Iceland Geosurvey performed micro-gravity measurements along some profiles in late January when the intrusion started near Thorbjörn and they repeated the measurements in late April. The results confirm the presence of intruded magma at depth. Therefore there is a reason to repeat the measurements again and it will be done in mid-summer.                                           

Weekly gas measurements at two sites near the area of the intrusion changes occasionally over time but the interpretation is still unclear. No chemical changes have been detected at the geothermal power plant in Svartsengi. However, measurements of the geothermal system reveal an increased permeability and increased fluid flow in the surrounding rock, which can be linked to the earthquake activity, inflation and uplift in the area, which triggered the creation of new cracks and opening of older ones. Processing of seismic data at the IMO suggests that permanent changes have occurred in the crust nearby Grindavík since the new year.

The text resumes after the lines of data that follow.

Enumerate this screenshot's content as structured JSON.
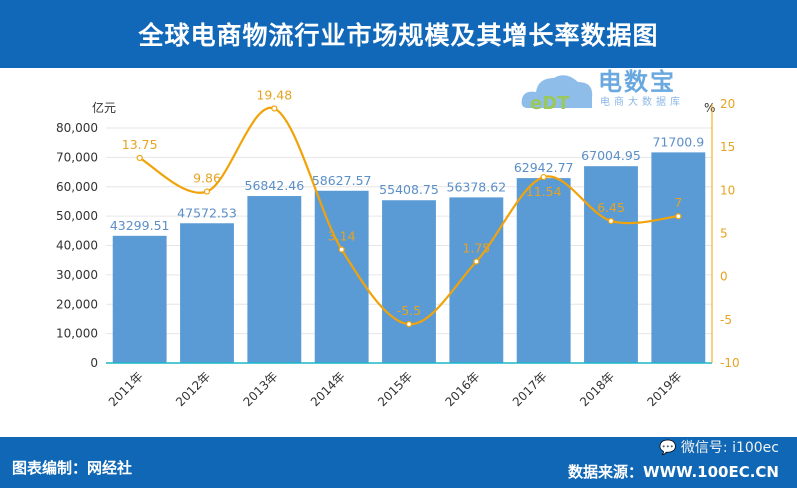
{
  "header": {
    "title": "全球电商物流行业市场规模及其增长率数据图"
  },
  "footer": {
    "credit": "图表编制：网经社",
    "source": "数据来源：WWW.100EC.CN",
    "wechat": "微信号: i100ec"
  },
  "logo": {
    "name": "电数宝",
    "tagline": "电商大数据库",
    "mark": "eDT"
  },
  "chart_data": {
    "type": "bar+line",
    "categories": [
      "2011年",
      "2012年",
      "2013年",
      "2014年",
      "2015年",
      "2016年",
      "2017年",
      "2018年",
      "2019年"
    ],
    "series": [
      {
        "type": "bar",
        "axis": "left",
        "color": "#5b9bd5",
        "values": [
          43299.51,
          47572.53,
          56842.46,
          58627.57,
          55408.75,
          56378.62,
          62942.77,
          67004.95,
          71700.9
        ]
      },
      {
        "type": "line",
        "axis": "right",
        "color": "#f0a30a",
        "smooth": true,
        "values": [
          13.75,
          9.86,
          19.48,
          3.14,
          -5.5,
          1.75,
          11.54,
          6.45,
          7
        ]
      }
    ],
    "left_axis": {
      "unit": "亿元",
      "min": 0,
      "max": 80000,
      "ticks": [
        0,
        10000,
        20000,
        30000,
        40000,
        50000,
        60000,
        70000,
        80000
      ],
      "tick_labels": [
        "0",
        "10,000",
        "20,000",
        "30,000",
        "40,000",
        "50,000",
        "60,000",
        "70,000",
        "80,000"
      ]
    },
    "right_axis": {
      "unit": "%",
      "min": -10,
      "max": 20,
      "ticks": [
        -10,
        -5,
        0,
        5,
        10,
        15,
        20
      ]
    },
    "grid": true
  }
}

The Icelandic Meteorological Office, together with the Institute of Earth Sciences, Iceland Geosurvey and HS-Orka will continue to monitor closely the developments in the Reykjanes peninsula.

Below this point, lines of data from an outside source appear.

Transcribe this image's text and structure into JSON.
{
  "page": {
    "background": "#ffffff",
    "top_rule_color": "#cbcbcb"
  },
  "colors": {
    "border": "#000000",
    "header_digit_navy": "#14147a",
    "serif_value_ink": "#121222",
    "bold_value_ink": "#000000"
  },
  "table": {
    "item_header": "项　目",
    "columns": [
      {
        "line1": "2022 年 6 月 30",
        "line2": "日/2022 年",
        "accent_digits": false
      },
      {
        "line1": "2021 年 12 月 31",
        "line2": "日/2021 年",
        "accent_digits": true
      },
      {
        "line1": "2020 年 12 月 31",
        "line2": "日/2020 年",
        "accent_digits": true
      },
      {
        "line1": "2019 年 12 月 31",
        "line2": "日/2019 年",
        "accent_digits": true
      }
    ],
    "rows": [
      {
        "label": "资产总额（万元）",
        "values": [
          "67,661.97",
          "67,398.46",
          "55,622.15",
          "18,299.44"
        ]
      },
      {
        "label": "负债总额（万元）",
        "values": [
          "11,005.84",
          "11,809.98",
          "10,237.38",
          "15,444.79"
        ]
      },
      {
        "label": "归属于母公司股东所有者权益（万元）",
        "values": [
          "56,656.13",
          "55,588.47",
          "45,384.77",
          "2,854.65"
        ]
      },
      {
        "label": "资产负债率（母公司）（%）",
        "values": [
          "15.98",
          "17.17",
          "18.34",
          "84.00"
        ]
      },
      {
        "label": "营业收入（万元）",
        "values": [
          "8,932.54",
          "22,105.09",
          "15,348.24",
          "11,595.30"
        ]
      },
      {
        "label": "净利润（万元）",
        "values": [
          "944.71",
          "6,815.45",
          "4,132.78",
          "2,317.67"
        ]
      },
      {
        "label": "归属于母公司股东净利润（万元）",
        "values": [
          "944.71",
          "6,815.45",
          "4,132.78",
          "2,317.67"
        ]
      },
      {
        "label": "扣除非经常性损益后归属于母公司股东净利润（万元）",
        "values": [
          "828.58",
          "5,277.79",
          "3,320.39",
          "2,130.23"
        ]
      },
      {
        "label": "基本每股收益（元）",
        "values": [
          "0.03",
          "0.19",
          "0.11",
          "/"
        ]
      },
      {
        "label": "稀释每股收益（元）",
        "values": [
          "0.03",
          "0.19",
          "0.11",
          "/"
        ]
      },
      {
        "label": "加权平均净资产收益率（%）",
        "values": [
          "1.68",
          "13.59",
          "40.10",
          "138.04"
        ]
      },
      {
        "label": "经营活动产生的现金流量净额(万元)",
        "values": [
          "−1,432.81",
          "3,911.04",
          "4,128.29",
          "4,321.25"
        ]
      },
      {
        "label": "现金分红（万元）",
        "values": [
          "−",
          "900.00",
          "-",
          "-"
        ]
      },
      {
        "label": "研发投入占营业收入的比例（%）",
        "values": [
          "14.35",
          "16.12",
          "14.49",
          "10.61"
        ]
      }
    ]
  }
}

Evidences that Grímsvötn volcano is getting ready for the next eruption

At the SAB meeting the status of Grímsvötn volcano was also discussed, as the Earth Science Institute and the Icelandic Meteorological Office had new measurements performed in the beginning of June.

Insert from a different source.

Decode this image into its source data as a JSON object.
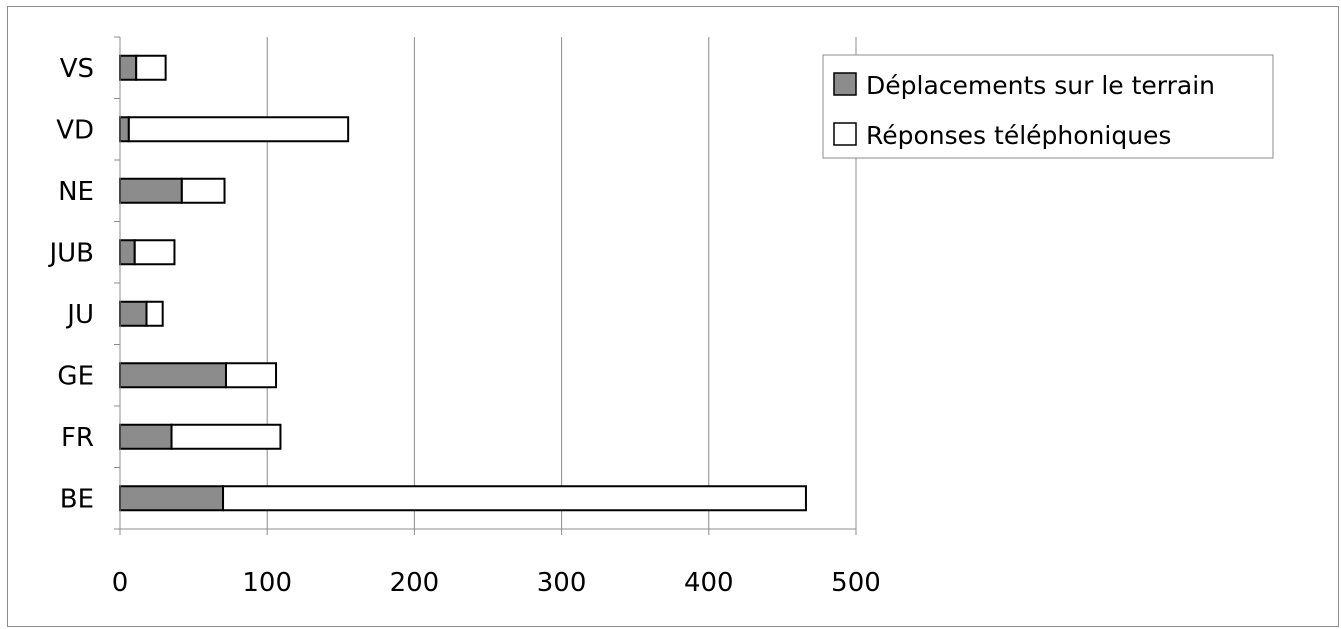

During its active period, as it is since the eruption in 1996, Grímsvötn erupts on average each 5-10 years. The last eruption occurred in 2011 and it was a fairly large and powerful event. Between eruptions, the deformation data indicate the gradual accumulation of new magma at depth and the increased pressure in the system. In the last weeks scientists from the IMO measured SO2 in the southwest corner of the caldera in Grímsvötn, close to where the last eruptions in 2004 and 2011 took place. “This is the first time that we measure so much SO2 at a volcano in Iceland that is not in an eruptive phase and its presence is indicative of magma at shallow level”, says Melissa Anne Pfeffer, specialist at the IMO who participated in the trip on Vatnajökull in these last days. In addition to the high level of SO2, Melissa reports also that the area where geothermal activity can be detected at the surface of the volcano has notably increased.    

Specialist of the Icelandic Meteorological Office performing gas measurements in Grímsvötn in the recent days. This picture is taken nearby the place where the last eruption in 2011 took place. (Photo: IMO/Melissa Anne Pfeffer)                                                                                         

In 1953, Sigurður Þórarinsson suggested a correlation between jökulhlaup (glacial floods) and eruptions in Grímsvötn. When the pressure in the volcanic system is increased due to magma accumulation and if a large volume of water is stored in the lake, the pressure release following the removal of water during a flood could facilitate the magma rising to the surface and trigger, in this way, an eruption. This kind of scenario has occurred several times in Grímsvötn, the last time in 2004, but also in 1934 and 1922.

Chances of an eruption starting at the end of a glacial flood (jökulhlaups)

The current conditions of Grímsvötn volcano are such that the water level is rather high and the pressure in the magma chamber below the caldera has reached values comparable to those prior to the last eruption. Therefore, the possibility of an eruption triggered by a glacial flood, which could occur in the coming weeks or months, has to be considered. However, this may not be the case, and the next glacial flood may not lead to an eruption.

To discuss further the current status of Grimsvötn volcano and the latest observations, the Scientific Advisory Board will meet again on June 18.